The rest of the poem portrays a man who is wounded, damaged, scarred. He doesn’t believe in himself except for his good looks. He blames himself for breaking women’s hearts. He doesn’t trust himself not to break another woman’s heart. He doesn’t think he could stand being responsible for breaking the heart of someone else he loves. He wants to believe that he could confess in advance, admit all his faults, make sure she knows how difficult it is for him to be the knight every woman wants and, maybe then, only then, could he risk falling in love again.
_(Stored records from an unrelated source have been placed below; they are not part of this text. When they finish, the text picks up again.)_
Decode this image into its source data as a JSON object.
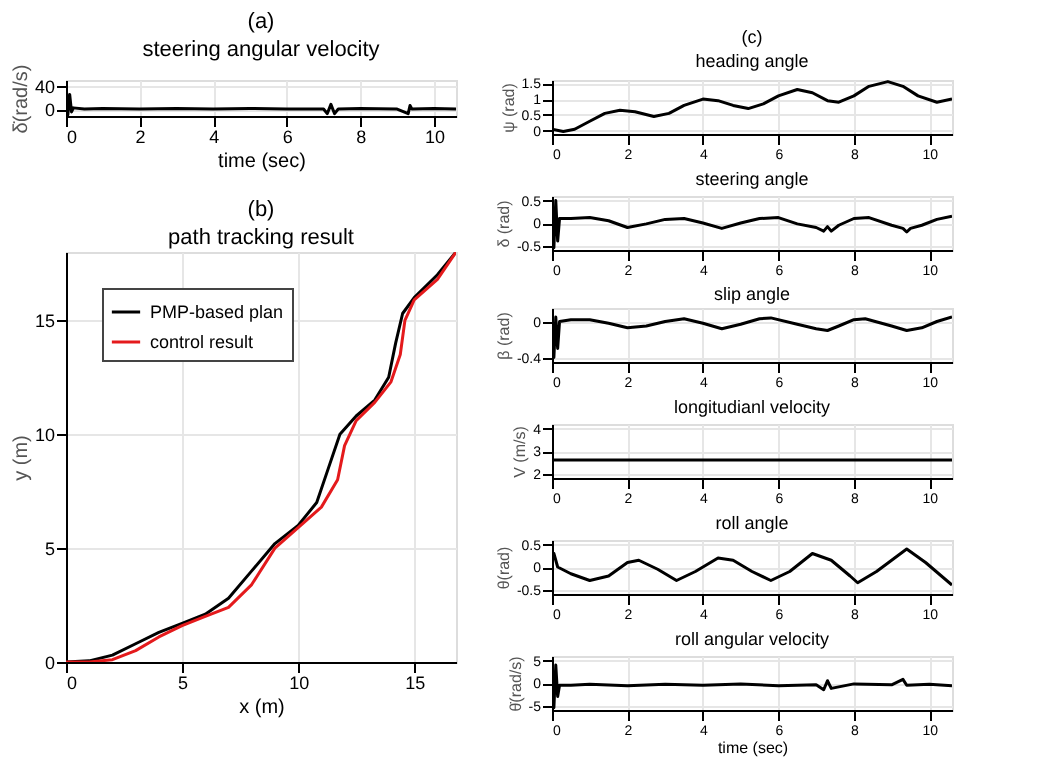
{
  "chart_data": [
    {
      "type": "line",
      "title": "(a)",
      "subtitle": "steering angular velocity",
      "xlabel": "time (sec)",
      "ylabel": "δ̇(rad/s)",
      "xlim": [
        0,
        10.6
      ],
      "ylim": [
        -12,
        50
      ],
      "xticks": [
        0,
        2,
        4,
        6,
        8,
        10
      ],
      "yticks": [
        0,
        40
      ],
      "grid": true,
      "series": [
        {
          "color": "#000000",
          "x": [
            0,
            0.05,
            0.1,
            0.15,
            0.2,
            0.5,
            1,
            2,
            3,
            4,
            5,
            6,
            7,
            7.1,
            7.2,
            7.3,
            7.4,
            8,
            9,
            9.3,
            9.35,
            9.4,
            10,
            10.6
          ],
          "values": [
            45,
            -10,
            25,
            -5,
            2,
            0,
            1,
            0,
            1,
            0,
            1,
            0,
            0,
            -8,
            8,
            -8,
            0,
            1,
            0,
            -8,
            6,
            0,
            1,
            0
          ]
        }
      ]
    },
    {
      "type": "line",
      "title": "(b)",
      "subtitle": "path tracking result",
      "xlabel": "x (m)",
      "ylabel": "y (m)",
      "xlim": [
        0,
        16.8
      ],
      "ylim": [
        0,
        18
      ],
      "xticks": [
        0,
        5,
        10,
        15
      ],
      "yticks": [
        0,
        5,
        10,
        15
      ],
      "grid": true,
      "legend": "top left",
      "series": [
        {
          "name": "PMP-based plan",
          "color": "#000000",
          "x": [
            0,
            1,
            2,
            3,
            4,
            5,
            6,
            7,
            8,
            9,
            10,
            10.8,
            11.3,
            11.8,
            12.5,
            13.3,
            13.9,
            14.2,
            14.5,
            15,
            16,
            16.8
          ],
          "values": [
            0,
            0.05,
            0.3,
            0.8,
            1.3,
            1.7,
            2.1,
            2.8,
            4,
            5.2,
            6,
            7,
            8.5,
            10,
            10.8,
            11.5,
            12.5,
            14,
            15.3,
            16,
            17,
            18
          ]
        },
        {
          "name": "control result",
          "color": "#e41a1c",
          "x": [
            0,
            1,
            2,
            3,
            4,
            5,
            6,
            7,
            8,
            9,
            10,
            11,
            11.7,
            12,
            12.5,
            13.3,
            14,
            14.4,
            14.6,
            15,
            16,
            16.8
          ],
          "values": [
            0,
            0,
            0.1,
            0.5,
            1.1,
            1.6,
            2,
            2.4,
            3.4,
            5,
            5.9,
            6.8,
            8,
            9.5,
            10.6,
            11.4,
            12.3,
            13.5,
            15,
            15.9,
            16.8,
            18
          ]
        }
      ]
    },
    {
      "type": "line",
      "title": "(c)",
      "subtitle": "heading angle",
      "ylabel": "ψ (rad)",
      "xlim": [
        0,
        10.6
      ],
      "ylim": [
        -0.1,
        1.6
      ],
      "xticks": [
        0,
        2,
        4,
        6,
        8,
        10
      ],
      "yticks": [
        0,
        0.5,
        1,
        1.5
      ],
      "grid": true,
      "series": [
        {
          "color": "#000000",
          "x": [
            0,
            0.3,
            0.6,
            1,
            1.4,
            1.8,
            2.2,
            2.7,
            3.1,
            3.5,
            4,
            4.4,
            4.8,
            5.2,
            5.6,
            6,
            6.5,
            6.9,
            7.3,
            7.6,
            8,
            8.4,
            8.9,
            9.3,
            9.7,
            10.2,
            10.6
          ],
          "values": [
            0.05,
            -0.02,
            0.05,
            0.3,
            0.55,
            0.65,
            0.6,
            0.45,
            0.55,
            0.8,
            1,
            0.95,
            0.8,
            0.7,
            0.85,
            1.1,
            1.3,
            1.2,
            0.95,
            0.9,
            1.1,
            1.4,
            1.55,
            1.4,
            1.1,
            0.9,
            1
          ]
        }
      ]
    },
    {
      "type": "line",
      "title": "steering angle",
      "ylabel": "δ (rad)",
      "xlim": [
        0,
        10.6
      ],
      "ylim": [
        -0.6,
        0.6
      ],
      "xticks": [
        0,
        2,
        4,
        6,
        8,
        10
      ],
      "yticks": [
        -0.5,
        0,
        0.5
      ],
      "grid": true,
      "series": [
        {
          "color": "#000000",
          "x": [
            0,
            0.05,
            0.1,
            0.15,
            0.2,
            0.5,
            1,
            1.5,
            2,
            2.5,
            3,
            3.5,
            4,
            4.5,
            5,
            5.5,
            6,
            6.5,
            7,
            7.2,
            7.3,
            7.4,
            7.6,
            8,
            8.4,
            9,
            9.3,
            9.4,
            9.5,
            9.8,
            10.2,
            10.6
          ],
          "values": [
            0.55,
            -0.55,
            0.5,
            -0.4,
            0.1,
            0.1,
            0.12,
            0.05,
            -0.1,
            -0.02,
            0.08,
            0.1,
            0,
            -0.12,
            0,
            0.1,
            0.12,
            -0.02,
            -0.1,
            -0.18,
            -0.08,
            -0.18,
            -0.05,
            0.1,
            0.12,
            -0.05,
            -0.12,
            -0.2,
            -0.12,
            -0.05,
            0.08,
            0.15
          ]
        }
      ]
    },
    {
      "type": "line",
      "title": "slip angle",
      "ylabel": "β (rad)",
      "xlim": [
        0,
        10.6
      ],
      "ylim": [
        -0.45,
        0.15
      ],
      "xticks": [
        0,
        2,
        4,
        6,
        8,
        10
      ],
      "yticks": [
        -0.4,
        0
      ],
      "grid": true,
      "series": [
        {
          "color": "#000000",
          "x": [
            0,
            0.05,
            0.1,
            0.15,
            0.2,
            0.5,
            1,
            1.5,
            2,
            2.5,
            3,
            3.5,
            4,
            4.5,
            5,
            5.5,
            5.8,
            6.5,
            7,
            7.3,
            7.6,
            8,
            8.3,
            9,
            9.4,
            9.8,
            10.2,
            10.6
          ],
          "values": [
            0.1,
            -0.4,
            0.05,
            -0.3,
            0,
            0.02,
            0.02,
            -0.02,
            -0.07,
            -0.05,
            0,
            0.03,
            -0.02,
            -0.08,
            -0.03,
            0.03,
            0.04,
            -0.03,
            -0.08,
            -0.1,
            -0.05,
            0.02,
            0.03,
            -0.05,
            -0.1,
            -0.07,
            0,
            0.05
          ]
        }
      ]
    },
    {
      "type": "line",
      "title": "longitudianl velocity",
      "ylabel": "V (m/s)",
      "xlim": [
        0,
        10.6
      ],
      "ylim": [
        1.8,
        4.2
      ],
      "xticks": [
        0,
        2,
        4,
        6,
        8,
        10
      ],
      "yticks": [
        2,
        3,
        4
      ],
      "grid": true,
      "series": [
        {
          "color": "#000000",
          "x": [
            0,
            10.6
          ],
          "values": [
            2.6,
            2.6
          ]
        }
      ]
    },
    {
      "type": "line",
      "title": "roll angle",
      "ylabel": "θ(rad)",
      "xlim": [
        0,
        10.6
      ],
      "ylim": [
        -0.6,
        0.6
      ],
      "xticks": [
        0,
        2,
        4,
        6,
        8,
        10
      ],
      "yticks": [
        -0.5,
        0,
        0.5
      ],
      "grid": true,
      "series": [
        {
          "color": "#000000",
          "x": [
            0,
            0.05,
            0.15,
            0.5,
            1,
            1.5,
            2,
            2.3,
            2.8,
            3.3,
            3.8,
            4.4,
            4.8,
            5.3,
            5.8,
            6.3,
            6.9,
            7.4,
            7.9,
            8.1,
            8.6,
            9.4,
            9.9,
            10.6
          ],
          "values": [
            0.1,
            0.3,
            0,
            -0.15,
            -0.3,
            -0.2,
            0.1,
            0.15,
            -0.05,
            -0.3,
            -0.1,
            0.2,
            0.15,
            -0.1,
            -0.3,
            -0.1,
            0.3,
            0.15,
            -0.2,
            -0.35,
            -0.1,
            0.4,
            0.1,
            -0.4
          ]
        }
      ]
    },
    {
      "type": "line",
      "title": "roll angular velocity",
      "xlabel": "time (sec)",
      "ylabel": "θ̇(rad/s)",
      "xlim": [
        0,
        10.6
      ],
      "ylim": [
        -6,
        6
      ],
      "xticks": [
        0,
        2,
        4,
        6,
        8,
        10
      ],
      "yticks": [
        -5,
        0,
        5
      ],
      "grid": true,
      "series": [
        {
          "color": "#000000",
          "x": [
            0,
            0.05,
            0.1,
            0.15,
            0.2,
            0.5,
            1,
            2,
            3,
            4,
            5,
            6,
            7,
            7.2,
            7.3,
            7.4,
            8,
            9,
            9.3,
            9.4,
            10,
            10.6
          ],
          "values": [
            5.5,
            -5.5,
            4,
            -3,
            -0.5,
            -0.5,
            -0.3,
            -0.6,
            -0.3,
            -0.5,
            -0.2,
            -0.6,
            -0.4,
            -1.5,
            0.5,
            -1.2,
            -0.2,
            -0.4,
            0.8,
            -0.5,
            -0.3,
            -0.6
          ]
        }
      ]
    }
  ]
}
Sandy has never broken anyone’s heart. She is sure of it. There is no way she could have written this poem. The thoughts and the concepts are too foreign to her to have imagined. They are not foreign now, she realizes. She knows this man so well. Her heart bleeds for him as much as it had when she wrote the “Bliss” song. Somehow, these foreign emotions and thoughts are now part of her understanding, fears and dreams, but they are not from her. She understands them as if someone had spent great care in explaining them to her, but she couldn’t own them as her own.

She reads the poem again with a more critical eye. It reminds her of the poems of Browning. This poem cannot be hers. It is too good for her to have written it. She picks up her phone to start googling. There has to be a psychic specializing in these types of things in Albuquerque.